I was recently trying to write a programming using directory
and filepath
for filesystem manipulation.
Something initially in the spirit of du
from coreutils.
The problem is the performance is not great.
In writing a recursive directory traversal I must check constantly whether a path is a directory or not to know whether to recurse into it. The function doesDirectoryExist
takes 80% of runtime -- which might be right due to having to read the metadata.
I attempted to write a faster fastIsDir
by addressing benchmark results.
Here's an attempt:
fastIsDir :: OsPath -> IO Bool
fastIsDir (getPosixString . getOsString -> SBS path) = do
fp <- mallocForeignPtrBytes (144)
withForeignPtr fp $ \p -> useAsCString (SBS path) $ \s -> c_stat s p
return (fileTypeIsDirectory $ fileTypeFromMetadata $ FileStatus fp)
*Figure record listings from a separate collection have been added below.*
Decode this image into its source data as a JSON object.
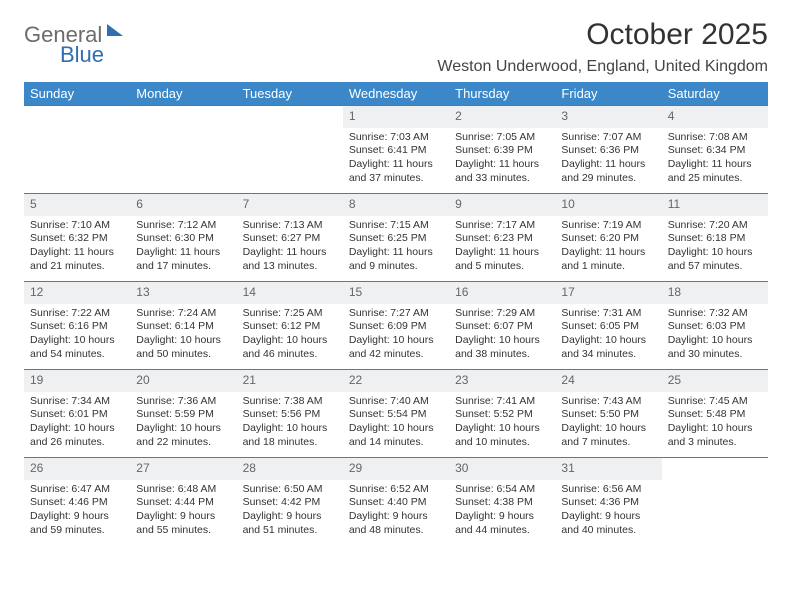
{
  "logo": {
    "general": "General",
    "blue": "Blue"
  },
  "title": "October 2025",
  "location": "Weston Underwood, England, United Kingdom",
  "colors": {
    "header_bg": "#3c87c7",
    "header_text": "#ffffff",
    "daynum_bg": "#eef0f2",
    "border": "#4a7bb5",
    "body_text": "#333333",
    "logo_gray": "#6c6c6c",
    "logo_blue": "#2f6fb0"
  },
  "typography": {
    "title_fontsize": 30,
    "location_fontsize": 16,
    "th_fontsize": 13,
    "cell_fontsize": 10.5
  },
  "weekdays": [
    "Sunday",
    "Monday",
    "Tuesday",
    "Wednesday",
    "Thursday",
    "Friday",
    "Saturday"
  ],
  "weeks": [
    [
      null,
      null,
      null,
      {
        "n": "1",
        "sr": "Sunrise: 7:03 AM",
        "ss": "Sunset: 6:41 PM",
        "dl": "Daylight: 11 hours and 37 minutes."
      },
      {
        "n": "2",
        "sr": "Sunrise: 7:05 AM",
        "ss": "Sunset: 6:39 PM",
        "dl": "Daylight: 11 hours and 33 minutes."
      },
      {
        "n": "3",
        "sr": "Sunrise: 7:07 AM",
        "ss": "Sunset: 6:36 PM",
        "dl": "Daylight: 11 hours and 29 minutes."
      },
      {
        "n": "4",
        "sr": "Sunrise: 7:08 AM",
        "ss": "Sunset: 6:34 PM",
        "dl": "Daylight: 11 hours and 25 minutes."
      }
    ],
    [
      {
        "n": "5",
        "sr": "Sunrise: 7:10 AM",
        "ss": "Sunset: 6:32 PM",
        "dl": "Daylight: 11 hours and 21 minutes."
      },
      {
        "n": "6",
        "sr": "Sunrise: 7:12 AM",
        "ss": "Sunset: 6:30 PM",
        "dl": "Daylight: 11 hours and 17 minutes."
      },
      {
        "n": "7",
        "sr": "Sunrise: 7:13 AM",
        "ss": "Sunset: 6:27 PM",
        "dl": "Daylight: 11 hours and 13 minutes."
      },
      {
        "n": "8",
        "sr": "Sunrise: 7:15 AM",
        "ss": "Sunset: 6:25 PM",
        "dl": "Daylight: 11 hours and 9 minutes."
      },
      {
        "n": "9",
        "sr": "Sunrise: 7:17 AM",
        "ss": "Sunset: 6:23 PM",
        "dl": "Daylight: 11 hours and 5 minutes."
      },
      {
        "n": "10",
        "sr": "Sunrise: 7:19 AM",
        "ss": "Sunset: 6:20 PM",
        "dl": "Daylight: 11 hours and 1 minute."
      },
      {
        "n": "11",
        "sr": "Sunrise: 7:20 AM",
        "ss": "Sunset: 6:18 PM",
        "dl": "Daylight: 10 hours and 57 minutes."
      }
    ],
    [
      {
        "n": "12",
        "sr": "Sunrise: 7:22 AM",
        "ss": "Sunset: 6:16 PM",
        "dl": "Daylight: 10 hours and 54 minutes."
      },
      {
        "n": "13",
        "sr": "Sunrise: 7:24 AM",
        "ss": "Sunset: 6:14 PM",
        "dl": "Daylight: 10 hours and 50 minutes."
      },
      {
        "n": "14",
        "sr": "Sunrise: 7:25 AM",
        "ss": "Sunset: 6:12 PM",
        "dl": "Daylight: 10 hours and 46 minutes."
      },
      {
        "n": "15",
        "sr": "Sunrise: 7:27 AM",
        "ss": "Sunset: 6:09 PM",
        "dl": "Daylight: 10 hours and 42 minutes."
      },
      {
        "n": "16",
        "sr": "Sunrise: 7:29 AM",
        "ss": "Sunset: 6:07 PM",
        "dl": "Daylight: 10 hours and 38 minutes."
      },
      {
        "n": "17",
        "sr": "Sunrise: 7:31 AM",
        "ss": "Sunset: 6:05 PM",
        "dl": "Daylight: 10 hours and 34 minutes."
      },
      {
        "n": "18",
        "sr": "Sunrise: 7:32 AM",
        "ss": "Sunset: 6:03 PM",
        "dl": "Daylight: 10 hours and 30 minutes."
      }
    ],
    [
      {
        "n": "19",
        "sr": "Sunrise: 7:34 AM",
        "ss": "Sunset: 6:01 PM",
        "dl": "Daylight: 10 hours and 26 minutes."
      },
      {
        "n": "20",
        "sr": "Sunrise: 7:36 AM",
        "ss": "Sunset: 5:59 PM",
        "dl": "Daylight: 10 hours and 22 minutes."
      },
      {
        "n": "21",
        "sr": "Sunrise: 7:38 AM",
        "ss": "Sunset: 5:56 PM",
        "dl": "Daylight: 10 hours and 18 minutes."
      },
      {
        "n": "22",
        "sr": "Sunrise: 7:40 AM",
        "ss": "Sunset: 5:54 PM",
        "dl": "Daylight: 10 hours and 14 minutes."
      },
      {
        "n": "23",
        "sr": "Sunrise: 7:41 AM",
        "ss": "Sunset: 5:52 PM",
        "dl": "Daylight: 10 hours and 10 minutes."
      },
      {
        "n": "24",
        "sr": "Sunrise: 7:43 AM",
        "ss": "Sunset: 5:50 PM",
        "dl": "Daylight: 10 hours and 7 minutes."
      },
      {
        "n": "25",
        "sr": "Sunrise: 7:45 AM",
        "ss": "Sunset: 5:48 PM",
        "dl": "Daylight: 10 hours and 3 minutes."
      }
    ],
    [
      {
        "n": "26",
        "sr": "Sunrise: 6:47 AM",
        "ss": "Sunset: 4:46 PM",
        "dl": "Daylight: 9 hours and 59 minutes."
      },
      {
        "n": "27",
        "sr": "Sunrise: 6:48 AM",
        "ss": "Sunset: 4:44 PM",
        "dl": "Daylight: 9 hours and 55 minutes."
      },
      {
        "n": "28",
        "sr": "Sunrise: 6:50 AM",
        "ss": "Sunset: 4:42 PM",
        "dl": "Daylight: 9 hours and 51 minutes."
      },
      {
        "n": "29",
        "sr": "Sunrise: 6:52 AM",
        "ss": "Sunset: 4:40 PM",
        "dl": "Daylight: 9 hours and 48 minutes."
      },
      {
        "n": "30",
        "sr": "Sunrise: 6:54 AM",
        "ss": "Sunset: 4:38 PM",
        "dl": "Daylight: 9 hours and 44 minutes."
      },
      {
        "n": "31",
        "sr": "Sunrise: 6:56 AM",
        "ss": "Sunset: 4:36 PM",
        "dl": "Daylight: 9 hours and 40 minutes."
      },
      null
    ]
  ]
}
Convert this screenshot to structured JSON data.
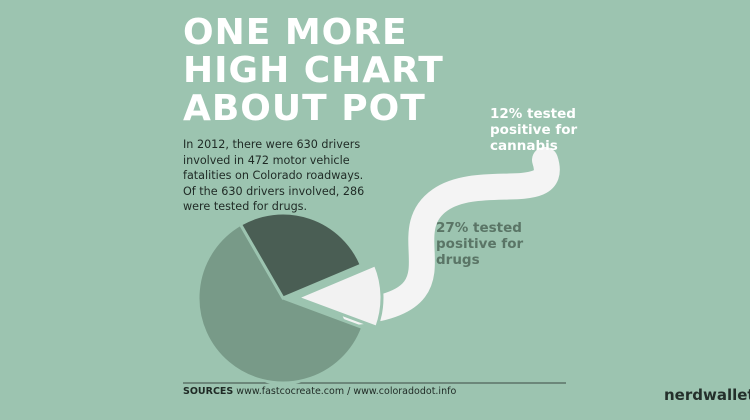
{
  "chart_data": {
    "type": "pie",
    "title": [
      "ONE MORE",
      "HIGH CHART",
      "ABOUT POT"
    ],
    "values": [
      61,
      27,
      12
    ],
    "value_labels": [
      null,
      "27% tested positive for drugs",
      "12% tested positive for cannabis"
    ],
    "colors": [
      "#789a88",
      "#4a5e54",
      "#f2f2f2"
    ],
    "explode": [
      0,
      0,
      1
    ]
  },
  "body": [
    "In 2012, there were 630 drivers",
    "involved in 472 motor vehicle",
    "fatalities on Colorado roadways.",
    "Of the 630 drivers involved, 286",
    "were tested for drugs."
  ],
  "sources": {
    "label": "SOURCES",
    "text": "www.fastcocreate.com / www.coloradodot.info"
  },
  "brand": "nerdwallet"
}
This version ignores errno
to go faster, but it clearly shows the use of useAsCString
, which copies O(n) the path into a null-terminated bytearray. Since I want to run this on all the files in the filesystem, I think the cost has some impact.
Now, I think that c_stat
doesn't need a copy of the string (it's read only, right?), so ideally we would pass path
directly to c_stat
:
fastIsDir :: OsPath -> IO Bool
fastIsDir (getPosixString . getOsString -> SBS path) = do
fp <- mallocForeignPtrBytes (144)
let ptr = Ptr (byteArrayContents# path)
withForeignPtr fp $ \p -> c_stat ptr p
return (fileTypeIsDirectory $ fileTypeFromMetadata $ FileStatus fp)
The issue is that path
, I believe, is not null-terminated, which makes this code wrong. The only way I see to add a NULL at the end of the string is copying it into a length+1 array and terminate it manually (which is what useAsCString
does).
What I want to discuss in this issue is:
Is it possible, since PosixString
is opaque up to Internal
, to have PosixString
be under the hood a null-terminated ByteArray#
such that libraries like directory
can directly pass it to read-only functions without the need for copying it into the stack to add a null terminator?
I might be able to attempt an implementation, given some pointers.
Thanks,
Romes